Most of sub-Saharan Africa's major cities have huge numbers of street children, a high proportion of whom are Aids orphans, many fleeing to the city from remote rural areas in search of employment. Whilst some of our project partners and many others are seeking to engage with these children, the costs of reuniting them with families and communities of origin, especially to areas with problematic road access, is almost prohibitive. Many find their way into institutional care and ultimately recidivist cycles of drug and alcohol abuse, prostitution, homelessness and street crime. That is all without taking into account orphans who are HIV positive. Many find themselves abandoned, malnourished, and deteriorating in health at a rapid rate. Tragically many young children face death having never known what it was to experience love, intimacy or dignity.

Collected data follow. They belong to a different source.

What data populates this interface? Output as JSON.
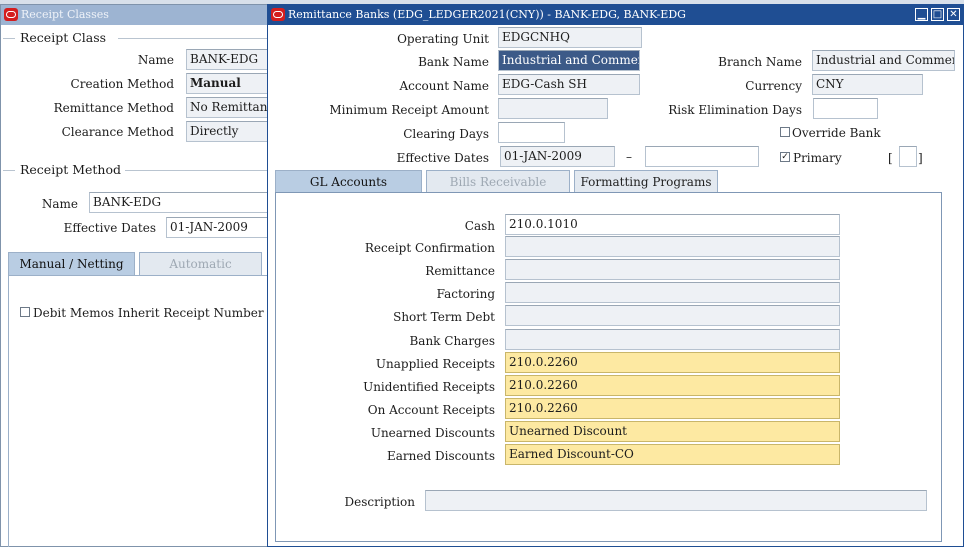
{
  "receipt_classes": {
    "title": "Receipt Classes",
    "receipt_class_group": "Receipt Class",
    "name_label": "Name",
    "name_value": "BANK-EDG",
    "creation_method_label": "Creation Method",
    "creation_method_value": "Manual",
    "remittance_method_label": "Remittance Method",
    "remittance_method_value": "No Remittance",
    "clearance_method_label": "Clearance Method",
    "clearance_method_value": "Directly",
    "receipt_method_group": "Receipt Method",
    "method_name_label": "Name",
    "method_name_value": "BANK-EDG",
    "effective_dates_label": "Effective Dates",
    "effective_dates_value": "01-JAN-2009",
    "tabs": [
      "Manual / Netting",
      "Automatic"
    ],
    "debit_memos_label": "Debit Memos Inherit Receipt Number"
  },
  "remittance_banks": {
    "title": "Remittance Banks (EDG_LEDGER2021(CNY)) - BANK-EDG, BANK-EDG",
    "operating_unit_label": "Operating Unit",
    "operating_unit_value": "EDGCNHQ",
    "bank_name_label": "Bank Name",
    "bank_name_value": "Industrial and Commercial Bank",
    "branch_name_label": "Branch Name",
    "branch_name_value": "Industrial and Commercial Bank",
    "account_name_label": "Account Name",
    "account_name_value": "EDG-Cash SH",
    "currency_label": "Currency",
    "currency_value": "CNY",
    "min_receipt_label": "Minimum Receipt Amount",
    "min_receipt_value": "",
    "risk_days_label": "Risk Elimination Days",
    "risk_days_value": "",
    "clearing_days_label": "Clearing Days",
    "clearing_days_value": "",
    "override_bank_label": "Override Bank",
    "override_bank_checked": false,
    "effective_dates_label": "Effective Dates",
    "effective_from": "01-JAN-2009",
    "effective_separator": "–",
    "effective_to": "",
    "primary_label": "Primary",
    "primary_checked": true,
    "check_mark": "✓",
    "flex_open": "[",
    "flex_close": "]",
    "tabs": [
      "GL Accounts",
      "Bills Receivable",
      "Formatting Programs"
    ],
    "gl": {
      "cash_label": "Cash",
      "cash_value": "210.0.1010",
      "receipt_confirmation_label": "Receipt Confirmation",
      "receipt_confirmation_value": "",
      "remittance_label": "Remittance",
      "remittance_value": "",
      "factoring_label": "Factoring",
      "factoring_value": "",
      "short_term_debt_label": "Short Term Debt",
      "short_term_debt_value": "",
      "bank_charges_label": "Bank Charges",
      "bank_charges_value": "",
      "unapplied_label": "Unapplied Receipts",
      "unapplied_value": "210.0.2260",
      "unidentified_label": "Unidentified Receipts",
      "unidentified_value": "210.0.2260",
      "on_account_label": "On Account Receipts",
      "on_account_value": "210.0.2260",
      "unearned_label": "Unearned Discounts",
      "unearned_value": "Unearned Discount",
      "earned_label": "Earned Discounts",
      "earned_value": "Earned Discount-CO",
      "description_label": "Description",
      "description_value": ""
    },
    "window_buttons": [
      "▁",
      "□",
      "✕"
    ]
  },
  "colors": {
    "titlebar_active": "#1f4e93",
    "titlebar_inactive": "#9db4d2",
    "required_field": "#fde9a2",
    "selected_text": "#3c5a88",
    "oracle_red": "#d41e1e"
  }
}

So what can be done to help? Obviously prevention is always the best place to start. Many groups are operating very effective HIV/Aids awareness and education programmes, providing information regarding sexual and reproductive health issues which are seeing demonstrable reductions in teenage pregnancies as well as increases in Voluntary Counselling and Testing - indeed many communities will not condone a marriage unless both partners have had negative tests. Condom use is also on the increase. Catholic and other Christian agencies are moderating previous hard line positions in this area and there is evidence of changed sexual behaviour patterns in many regions. On the negative side, the availability of anti-retroviral drugs is still extremely limited and even when accessible, poor diet and nutrition counteracts its impact. Measures to supplement the nutritional input of HIV positive women's diets would prolong their lives and mitigate the increase in orphans.

Residential care has been a traditional response to orphanhood but the sheer numbers and expense involved make this unsustainable for all but a few. It can only be a safety net of last resort at best. Far better is to try to assimilate orphans into their communities and enhance the capacity of guardians, siblings and volunteers to provide adequate home based care and nurture. Income generation schemes offering both microcredit and training are a critical dimension of strengthening families' economic capacity to provide for the orphan's material needs.

Access to all levels of education, vocational training and income earning activity is obviously another crucial issue and advocacy for the abolition of school fees for low income families is urgently required. Poor health services also mitigate against orphans, with chronic underinvestment and staff shortages rife, particularly in rural areas, urban slums and Internal Displacement Camps. I was only last week at an IDPC near Kitgum in northern Uganda, currently inhabited by around 12,000 people, literally hundreds of whom are orphans, patently undernourished and vulnerable to disease, living in conditions of extreme heat and severe overcrowding. Shamefully it is serviced by a solitary and very poorly resourced medical clinic, staffed only by a clinical officer and nursing assistant. No drugs have been delivered for three weeks and neither a doctor or nurse has visited the camp for six months.

Also frequently ignored is the whole dimension of trauma and unresolved grief. HopeHIV is funding the development of a range of psycho-social support programmes for orphans utilising outward bound/camping style interventions as well as art, music and drama-based therapy in group settings. Community counselling techniques help transfer concepts such as these throughout regions, building capacity to cope and giving people crumbs of hope in the face of extreme hardship.

Much is already being done but the available resources are currently far exceeded by the needs. There are however some strategic measures which would have an immediate impact. A dramatic increase in the availability of anti-retroviral drugs with accompanying nutritional supports is an obvious starting point. Secondly a focus on the provision of drastically enhanced levels of child-focused medical provision in rural areas, urban slums and IDPC's may begin to scratch the surface in mitigating flagrant violations of children's UN endorsed rights to basic health services. Thirdly a continuing concentration of resources into prevention, education and HIV/Aids awareness programmes is critical.